When somebody has learned how to program a computer … You're joining a group of people who can do incredible things. They can make the computer do anything they can imagine.
He is a great visionary, but not actually always that good at explaining it … He is very technical, and always happiest when talking to other techies. All he really wants to do is write code, but now he has to go and meet world leaders and business people. I don't think he realised what they were doing at CERN would change the world this much. I think this is as big, if not bigger, than the printing press.
It is the the duty of a Webmaster to allocate URIs which you will be able to stand by in 2 years, in 20 years, in 200 years.
In an extreme view, the world can be seen as only connections, nothing else. We think of a dictionary as the repository of meaning, but it defines words only in terms of other words. I liked the idea that a piece of information is really defined only by what it's related to, and how it's related. There really is little else to meaning. The structure is everything. There are billions of neurons in our brains, but what are neurons? Just cells. The brain has no knowledge until connections are made between neurons.
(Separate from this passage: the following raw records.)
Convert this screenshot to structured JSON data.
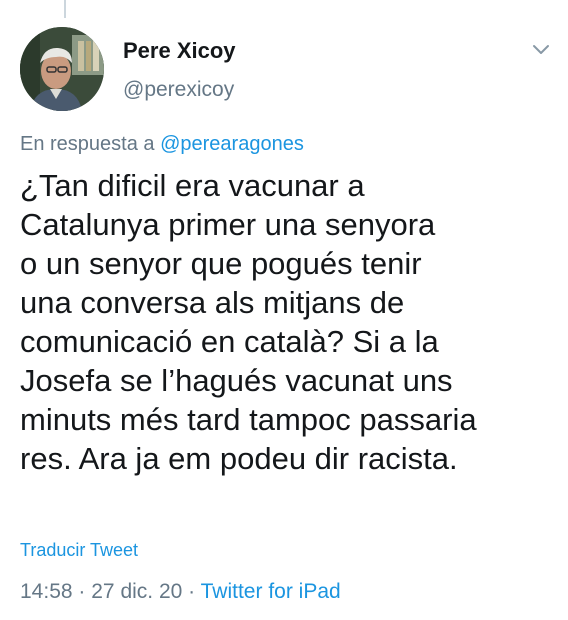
{
  "user": {
    "name": "Pere Xicoy",
    "handle": "@perexicoy",
    "avatar_icon": "profile-photo"
  },
  "reply": {
    "prefix": "En respuesta a",
    "mention": "@perearagones"
  },
  "tweet": {
    "lines": [
      "¿Tan dificil era vacunar a",
      "Catalunya primer una senyora",
      "o un senyor que pogués tenir",
      "una conversa als mitjans de",
      "comunicació en català? Si a la",
      "Josefa se l’hagués vacunat uns",
      "minuts més tard tampoc passaria",
      "res. Ara ja em podeu dir racista."
    ]
  },
  "translate_label": "Traducir Tweet",
  "meta": {
    "time": "14:58",
    "date": "27 dic. 20",
    "separator": "·",
    "source": "Twitter for iPad"
  },
  "colors": {
    "link": "#1b95e0",
    "secondary_text": "#657786",
    "primary_text": "#14171a"
  },
  "icons": {
    "more": "chevron-down-icon"
  }
}
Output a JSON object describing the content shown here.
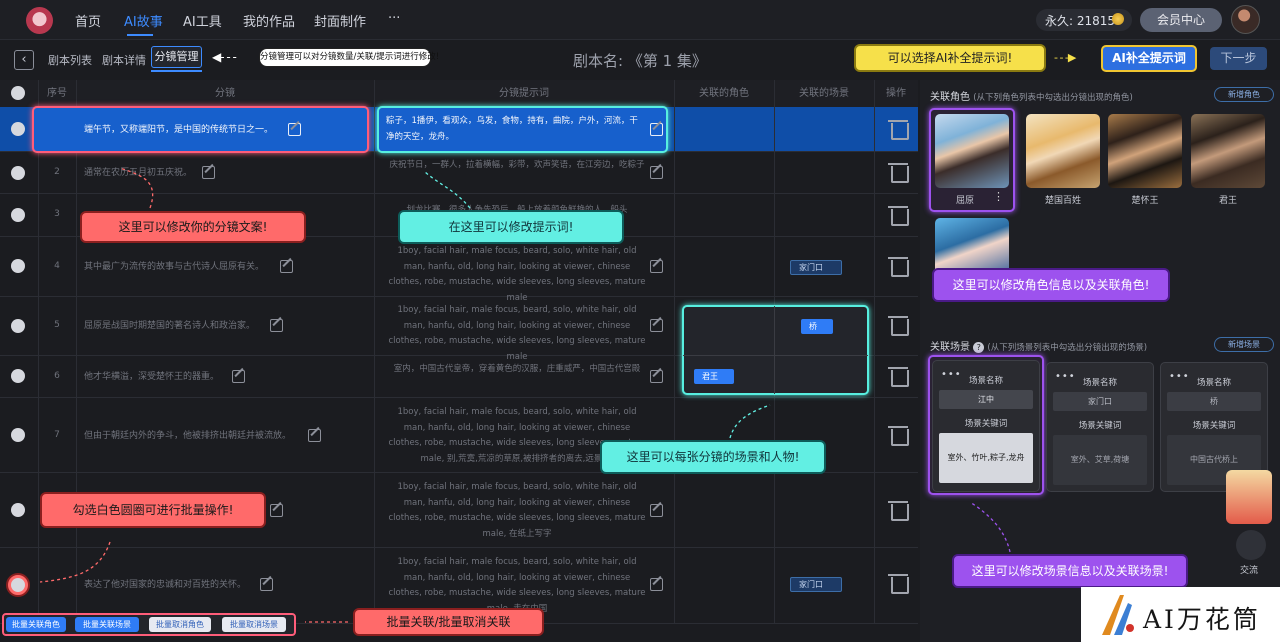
{
  "nav": {
    "items": [
      "首页",
      "AI故事",
      "AI工具",
      "我的作品",
      "封面制作",
      "···"
    ],
    "active_index": 1,
    "credits": "永久: 21815",
    "member_button": "会员中心"
  },
  "subnav": {
    "tabs": [
      "剧本列表",
      "剧本详情",
      "分镜管理"
    ],
    "active_tab": "分镜管理",
    "script_title": "剧本名: 《第 1 集》",
    "ai_button": "AI补全提示词",
    "next_button": "下一步"
  },
  "table": {
    "headers": [
      "序号",
      "分镜",
      "分镜提示词",
      "关联的角色",
      "关联的场景",
      "操作"
    ],
    "rows": [
      {
        "no": "1",
        "text": "端午节，又称端阳节，是中国的传统节日之一。",
        "prompt": "粽子，1播伊，看观众，乌发，食物，持有，曲院，户外，河流，干净的天空，龙舟。",
        "selected": true
      },
      {
        "no": "2",
        "text": "通常在农历五月初五庆祝。",
        "prompt": "庆祝节日，一群人，拉着横幅，彩带，欢声笑语，在江旁边，吃粽子"
      },
      {
        "no": "3",
        "text": "",
        "prompt": "划龙比赛，很多人争先恐后，船上放着颜色鲜艳的人，船头"
      },
      {
        "no": "4",
        "text": "其中最广为流传的故事与古代诗人屈原有关。",
        "prompt": "1boy, facial hair, male focus, beard, solo, white hair, old man, hanfu, old, long hair, looking at viewer, chinese clothes, robe, mustache, wide sleeves, long sleeves, mature male",
        "scene": "家门口"
      },
      {
        "no": "5",
        "text": "屈原是战国时期楚国的著名诗人和政治家。",
        "prompt": "1boy, facial hair, male focus, beard, solo, white hair, old man, hanfu, old, long hair, looking at viewer, chinese clothes, robe, mustache, wide sleeves, long sleeves, mature male",
        "scene": "桥"
      },
      {
        "no": "6",
        "text": "他才华横溢，深受楚怀王的器重。",
        "prompt": "室内，中国古代皇帝，穿着黄色的汉服，庄重威严，中国古代宫殿",
        "role": "君王"
      },
      {
        "no": "7",
        "text": "但由于朝廷内外的争斗，他被排挤出朝廷并被流放。",
        "prompt": "1boy, facial hair, male focus, beard, solo, white hair, old man, hanfu, old, long hair, looking at viewer, chinese clothes, robe, mustache, wide sleeves, long sleeves, mature male, 别,荒寞,荒凉的草原,被排挤者的离去,远景,昏"
      },
      {
        "no": "8",
        "text": "",
        "prompt": "1boy, facial hair, male focus, beard, solo, white hair, old man, hanfu, old, long hair, looking at viewer, chinese clothes, robe, mustache, wide sleeves, long sleeves, mature male, 在纸上写字"
      },
      {
        "no": "",
        "text": "表达了他对国家的忠诚和对百姓的关怀。",
        "prompt": "1boy, facial hair, male focus, beard, solo, white hair, old man, hanfu, old, long hair, looking at viewer, chinese clothes, robe, mustache, wide sleeves, long sleeves, mature male, 走在中国",
        "scene": "家门口"
      }
    ]
  },
  "batch_buttons": [
    "批量关联角色",
    "批量关联场景",
    "批量取消角色",
    "批量取消场景"
  ],
  "roles_panel": {
    "title": "关联角色",
    "hint": "(从下列角色列表中勾选出分镜出现的角色)",
    "add_button": "新增角色",
    "characters": [
      "屈原",
      "楚国百姓",
      "楚怀王",
      "君王"
    ]
  },
  "scenes_panel": {
    "title": "关联场景",
    "hint": "(从下列场景列表中勾选出分镜出现的场景)",
    "add_button": "新增场景",
    "name_label": "场景名称",
    "keyword_label": "场景关键词",
    "scenes": [
      {
        "name": "江中",
        "keywords": "室外、竹叶,粽子,龙舟"
      },
      {
        "name": "家门口",
        "keywords": "室外、艾草,荷塘"
      },
      {
        "name": "桥",
        "keywords": "中国古代桥上"
      }
    ]
  },
  "side": {
    "exchange_label": "交流"
  },
  "annotations": {
    "storyboard_tip": "分镜管理可以对分镜数量/关联/提示词进行修改!",
    "ai_tip": "可以选择AI补全提示词!",
    "edit_text": "这里可以修改你的分镜文案!",
    "edit_prompt": "在这里可以修改提示词!",
    "scene_role": "这里可以每张分镜的场景和人物!",
    "edit_role": "这里可以修改角色信息以及关联角色!",
    "batch_select": "勾选白色圆圈可进行批量操作!",
    "batch_link": "批量关联/批量取消关联",
    "edit_scene": "这里可以修改场景信息以及关联场景!"
  },
  "watermark": "AI万花筒",
  "colors": {
    "accent": "#3d8bff",
    "selected_row": "#0f4ea8",
    "annotation_red": "#ff6a6a",
    "annotation_cyan": "#62efe3",
    "annotation_purple": "#9d52ee",
    "annotation_yellow": "#f6e04a"
  }
}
All that we know, all that we are, comes from the way our neurons are connected.
I think in general it's clear that most bad things come from misunderstanding, and communication is generally the way to resolve misunderstandings, and the Web's a form of communications, so it generally should be good.
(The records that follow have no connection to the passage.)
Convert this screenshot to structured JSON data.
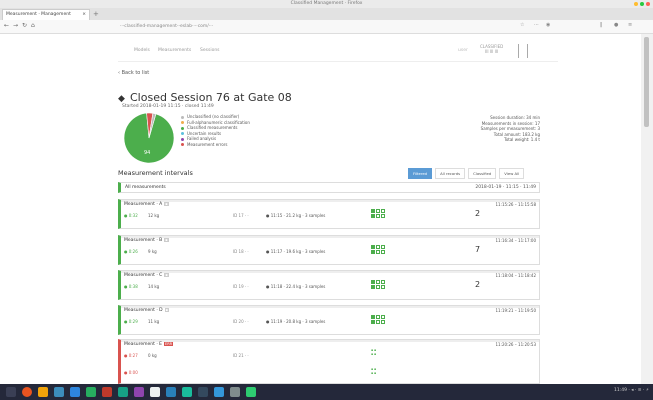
{
  "window": {
    "title": "Classified Management · Firefox",
    "colors": {
      "red": "#ff5f56",
      "yellow": "#ffbd2e",
      "green": "#27c93f"
    }
  },
  "tab": {
    "label": "Measurement · Management",
    "close": "×",
    "new": "+"
  },
  "url": "···classified-management-·eslab····com/···",
  "nav": {
    "back": "←",
    "fwd": "→",
    "reload": "↻",
    "home": "⌂"
  },
  "header": {
    "menu": [
      "Models",
      "Measurements",
      "Sessions"
    ],
    "user": "user",
    "brand_top": "CLASSIFIED",
    "brand_bottom": "III III III"
  },
  "back_link": "‹ Back to list",
  "session": {
    "icon": "◆",
    "title": "Closed Session 76 at Gate 08",
    "subtitle": "Started 2018-01-19 11:15 · closed 11:49"
  },
  "legend": [
    {
      "label": "Unclassified (no classifier)",
      "color": "#bbbbbb"
    },
    {
      "label": "Full-alphanumeric classification",
      "color": "#f0ad4e"
    },
    {
      "label": "Classified measurements",
      "color": "#4cae4c"
    },
    {
      "label": "Uncertain results",
      "color": "#5bc0de"
    },
    {
      "label": "Failed analysis",
      "color": "#8e44ad"
    },
    {
      "label": "Measurement errors",
      "color": "#d9534f"
    }
  ],
  "chart_data": {
    "type": "pie",
    "categories": [
      "Classified",
      "Errors",
      "Unclassified"
    ],
    "values": [
      94,
      4,
      2
    ],
    "colors": [
      "#4cae4c",
      "#d9534f",
      "#bbbbbb"
    ],
    "slice_label": "94"
  },
  "stats": [
    "Session duration: 34 min",
    "Measurements in session: 17",
    "Samples per measurement: 3",
    "Total amount: 183.2 kg",
    "Total weight: 1.4 t"
  ],
  "measurements": {
    "heading": "Measurement intervals",
    "buttons": [
      "Filtered",
      "All records",
      "Classified",
      "View All"
    ],
    "all_label": "All measurements",
    "all_time": "2018-01-19 · 11:15 · 11:49"
  },
  "cards": [
    {
      "name": "Measurement · A",
      "time": "11:15:26 – 11:15:58",
      "status": "● 0:32",
      "status2": "12 kg",
      "id": "ID 17 · ·",
      "info": "● 11:15 · 21.2 kg · 3 samples",
      "count": "2"
    },
    {
      "name": "Measurement · B",
      "time": "11:16:34 – 11:17:00",
      "status": "● 0:26",
      "status2": "9 kg",
      "id": "ID 18 · ·",
      "info": "● 11:17 · 19.6 kg · 3 samples",
      "count": "7"
    },
    {
      "name": "Measurement · C",
      "time": "11:18:04 – 11:18:42",
      "status": "● 0:38",
      "status2": "14 kg",
      "id": "ID 19 · ·",
      "info": "● 11:18 · 22.4 kg · 3 samples",
      "count": "2"
    },
    {
      "name": "Measurement · D",
      "time": "11:19:21 – 11:19:50",
      "status": "● 0:29",
      "status2": "11 kg",
      "id": "ID 20 · ·",
      "info": "● 11:19 · 20.8 kg · 3 samples",
      "count": ""
    }
  ],
  "error_card": {
    "name": "Measurement · E",
    "badge": "ERR",
    "time": "11:20:26 – 11:20:53",
    "status": "● 0:27",
    "status2": "0 kg",
    "id": "ID 21 · ·",
    "sub": "● 0:00"
  },
  "tray": "11:49 · ◂ · ≡ · ⚡"
}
Now, if someone tries to monopolize the Web, for example pushes proprietary variations on network protocols, then that would make me unhappy.
I just had to take the hypertext idea and connect it to the TCP and DNS ideas and — ta-da!— the World Wide Web.
Legend has it that every new technology is first used for something related to sex or pornography. That seems to be the way of humankind.
What's very important from my point of view is that there is one web … Anyone that tries to chop it into two will find that their piece looks very boring.
We’ve lost a fighter. We’ve lost somebody who put huge energy into righting wrongs. There are people around the world who take it on themselves to just try to fix the world but very few of them do it 24/7 like Aaron. Very few of them are as dedicated. So of the people who are fighting for right, and what he was doing up to the end was fighting for right, we have lost one of our own. … We’ve lost a great person.
Anyone who has lost track of time when using a computer knows the propensity to dream, the urge to make dreams come true and the tendency to miss lunch.
When I invented the web, I didn't have to ask anyone's permission. Now, hundreds of millions of people are using it freely. I am worried that that is going end in the USA.
The Web does not just connect machines, it connects people.